When should I create resources in regions other than North Central and who should I contact?
Azure is comprised of many regions around the world. Each Azure region has specific characteristics that make choosing which region to use incredibly important.
Any robust cloud deployment requires a well-considered network that takes into account Azure regions. After considering the above characteristics for which regions to deploy to, the network must be deployed. While an exhaustive discussion on networking is beyond the scope of this article, some considerations must be accounted for:
Azure regions are deployed in pairs. In the event of a catastrophic failure of a region, another region within the same geopolitical boundary* is designated as its paired region. Thought should be given to deployment into paired regions as a primary and secondary resiliency strategy. *Azure Brazil is a notable exception whose paired region happens to be US South Central. For more, see Azure paired regions.
Warning
Do not attempt to use Azure GRS for VM backups or recovery. Instead, use Azure Backup and Azure Site Recovery along with Azure managed disks to support your IaaS workload resiliency.
Azure Backup and Azure Site Recovery work in tandem with your network design to facilitate regional resiliency for your IaaS and data backup needs. Make sure the network is optimized so data transfers remain on the Microsoft backbone and use VNet Peering if possible. Some larger organizations with global deployments may instead use ExpressRoute Premium to route traffic between regions which can save regional egress charges.
Azure resource groups are regional specific constructs. It is normal, however, for resources within a resource group to span multiple regions. When doing so, it is important to consider that in the event of a regional failure, control plane operations against a resource group will fail in the affected region, even though the resources in other regions (within that resource group) will continue to operate. This can affect both your network design and your resource group design.

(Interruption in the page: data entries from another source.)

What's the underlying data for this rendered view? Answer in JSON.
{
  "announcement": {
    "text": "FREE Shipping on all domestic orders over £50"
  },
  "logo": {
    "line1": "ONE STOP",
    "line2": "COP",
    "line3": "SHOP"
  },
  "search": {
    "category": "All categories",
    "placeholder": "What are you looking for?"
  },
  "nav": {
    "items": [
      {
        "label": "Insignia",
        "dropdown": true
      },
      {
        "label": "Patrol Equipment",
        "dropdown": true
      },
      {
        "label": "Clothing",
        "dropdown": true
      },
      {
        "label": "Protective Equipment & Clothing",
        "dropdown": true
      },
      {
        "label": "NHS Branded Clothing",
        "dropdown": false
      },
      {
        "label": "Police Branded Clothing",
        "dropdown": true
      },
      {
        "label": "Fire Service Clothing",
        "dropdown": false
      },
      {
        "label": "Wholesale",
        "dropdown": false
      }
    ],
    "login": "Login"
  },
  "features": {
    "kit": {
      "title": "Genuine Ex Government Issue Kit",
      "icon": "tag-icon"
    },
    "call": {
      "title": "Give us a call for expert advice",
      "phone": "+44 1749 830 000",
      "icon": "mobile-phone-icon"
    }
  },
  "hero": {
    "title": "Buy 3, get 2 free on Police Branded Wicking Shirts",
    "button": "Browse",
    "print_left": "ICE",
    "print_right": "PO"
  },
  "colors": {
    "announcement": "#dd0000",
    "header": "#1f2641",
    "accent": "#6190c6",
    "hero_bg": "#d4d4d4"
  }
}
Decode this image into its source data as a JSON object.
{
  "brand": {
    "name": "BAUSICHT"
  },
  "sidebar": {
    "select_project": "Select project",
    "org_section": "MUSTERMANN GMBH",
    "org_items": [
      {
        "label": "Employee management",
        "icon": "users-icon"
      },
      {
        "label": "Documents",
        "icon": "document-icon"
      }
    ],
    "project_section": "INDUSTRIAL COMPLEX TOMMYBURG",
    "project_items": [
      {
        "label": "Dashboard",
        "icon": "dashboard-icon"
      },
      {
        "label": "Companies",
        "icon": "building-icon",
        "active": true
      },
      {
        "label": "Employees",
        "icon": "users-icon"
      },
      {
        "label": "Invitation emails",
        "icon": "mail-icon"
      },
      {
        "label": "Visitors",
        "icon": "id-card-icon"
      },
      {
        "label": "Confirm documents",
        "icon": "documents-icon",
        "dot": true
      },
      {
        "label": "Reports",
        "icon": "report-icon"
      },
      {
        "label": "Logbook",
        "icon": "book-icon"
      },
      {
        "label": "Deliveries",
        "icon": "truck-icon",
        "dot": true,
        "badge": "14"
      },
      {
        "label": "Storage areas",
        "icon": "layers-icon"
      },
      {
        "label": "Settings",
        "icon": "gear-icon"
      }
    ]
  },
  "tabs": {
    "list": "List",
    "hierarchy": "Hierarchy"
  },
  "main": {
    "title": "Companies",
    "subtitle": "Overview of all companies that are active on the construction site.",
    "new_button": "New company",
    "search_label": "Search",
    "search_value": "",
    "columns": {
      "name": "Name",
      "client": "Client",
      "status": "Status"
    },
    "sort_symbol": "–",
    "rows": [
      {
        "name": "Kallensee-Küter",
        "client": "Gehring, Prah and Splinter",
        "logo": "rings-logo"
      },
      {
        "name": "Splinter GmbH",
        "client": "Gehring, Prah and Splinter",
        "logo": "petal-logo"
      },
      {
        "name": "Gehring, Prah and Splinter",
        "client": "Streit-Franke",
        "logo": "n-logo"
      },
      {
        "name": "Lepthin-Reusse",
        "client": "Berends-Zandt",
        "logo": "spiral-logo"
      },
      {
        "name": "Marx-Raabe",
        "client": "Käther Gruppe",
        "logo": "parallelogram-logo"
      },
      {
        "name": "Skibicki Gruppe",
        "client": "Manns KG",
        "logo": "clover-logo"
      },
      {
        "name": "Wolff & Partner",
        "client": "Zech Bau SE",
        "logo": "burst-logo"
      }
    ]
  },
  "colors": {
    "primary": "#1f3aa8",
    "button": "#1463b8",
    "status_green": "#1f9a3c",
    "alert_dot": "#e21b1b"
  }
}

Many PaaS services within Azure support Service Endpoints or Private Link. Both of these solutions impact your network considerations substantially when considering regional resiliency, migration and governance.
Many PaaS services rely on their own regional resiliency solutions. For example, both Azure SQL Database and Cosmos DB allow you to easily replicate to x additional regions. Some services carry no region dependency, like Azure DNS. As you consider which services you will use in your adoption process, make sure to clearly understand the failover capabilities and recovery steps that may be required for each Azure service.
In addition to deploying into multiple regions to support disaster recovery, many organizations choose to deploy in an Active-Active pattern so that no failover is necessary. This has the added benefit of providing global load balancing and additional fault tolerance and network performance boosts. To take advantage of this pattern, your applications must support running Active-Active in multiple regions. Warning Azure regions are highly available constructs with SLAs applied to the services running in them. However, you should never take a single region dependency on mission-critical applications. Always plan for regional failure and practice recovery and mitigation steps.